I would always hope that for those in active addiction that they would be educated into taking responsibility for their addiction. What’s taking place in our streets at the moment is a reckless disregard for everybody’s health and safety. And that, as it was unacceptable in the social housing complexes, unacceptable in any of our homes, should be equally unacceptable on our streets. This is not an authoritarian approach but a humanitarian one.
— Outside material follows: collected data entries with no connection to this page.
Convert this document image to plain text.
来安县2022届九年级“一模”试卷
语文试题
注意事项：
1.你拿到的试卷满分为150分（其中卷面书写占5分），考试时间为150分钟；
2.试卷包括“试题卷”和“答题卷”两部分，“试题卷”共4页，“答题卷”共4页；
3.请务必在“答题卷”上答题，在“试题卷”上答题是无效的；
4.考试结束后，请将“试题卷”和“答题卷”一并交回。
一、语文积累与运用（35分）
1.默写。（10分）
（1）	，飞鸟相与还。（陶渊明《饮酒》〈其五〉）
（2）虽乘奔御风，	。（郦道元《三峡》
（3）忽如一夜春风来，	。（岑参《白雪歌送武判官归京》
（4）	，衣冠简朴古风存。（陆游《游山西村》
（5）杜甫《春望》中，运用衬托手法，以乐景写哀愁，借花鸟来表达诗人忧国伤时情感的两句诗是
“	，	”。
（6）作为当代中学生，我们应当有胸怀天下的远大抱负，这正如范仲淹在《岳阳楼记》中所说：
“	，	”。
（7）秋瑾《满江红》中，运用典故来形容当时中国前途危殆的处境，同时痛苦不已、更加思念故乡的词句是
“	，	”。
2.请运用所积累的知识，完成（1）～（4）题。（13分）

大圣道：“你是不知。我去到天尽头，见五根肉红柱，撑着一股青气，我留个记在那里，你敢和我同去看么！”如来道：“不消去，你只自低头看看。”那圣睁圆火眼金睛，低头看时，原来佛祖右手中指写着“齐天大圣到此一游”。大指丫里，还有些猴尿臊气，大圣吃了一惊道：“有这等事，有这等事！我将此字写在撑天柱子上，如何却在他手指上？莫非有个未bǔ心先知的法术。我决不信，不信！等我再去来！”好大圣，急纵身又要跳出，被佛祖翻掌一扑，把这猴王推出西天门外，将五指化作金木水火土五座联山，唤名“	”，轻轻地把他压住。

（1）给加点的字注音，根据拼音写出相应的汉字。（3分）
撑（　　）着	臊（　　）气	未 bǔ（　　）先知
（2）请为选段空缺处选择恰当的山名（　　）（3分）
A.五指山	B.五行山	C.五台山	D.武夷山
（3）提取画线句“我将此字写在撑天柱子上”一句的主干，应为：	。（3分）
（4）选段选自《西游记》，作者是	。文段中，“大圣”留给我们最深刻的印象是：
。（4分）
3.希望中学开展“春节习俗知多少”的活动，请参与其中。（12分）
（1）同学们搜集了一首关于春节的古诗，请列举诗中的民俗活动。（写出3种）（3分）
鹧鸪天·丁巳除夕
So when you’re down there and you see all this happening, those engaged with the business of addiction can sedate themselves from their own trauma, those who are going about their daily business, their daily work in the shops and offices throughout the city, cannot.
In conclusion, this is but one side of one scenario taking place in Dublin city. There are over 10,000 registered users of heroin in our city. Many of them take responsibility and manage this condition in a responsible way. There are those also that are on the various programs of recovery and there are the ever increasing numbers that are attending counseling and also attending various meetings around the issues of compulsion and addiction. There are also the many that we don’t see. The addiction to the internet, gambling, food etc. Ever increasing numbers of individuals get to break out from their addictions and get to live incredible lives. That’s what we’re all striving for here. The spine of that possibility is the truth and the honest truth no matter how uncomfortable.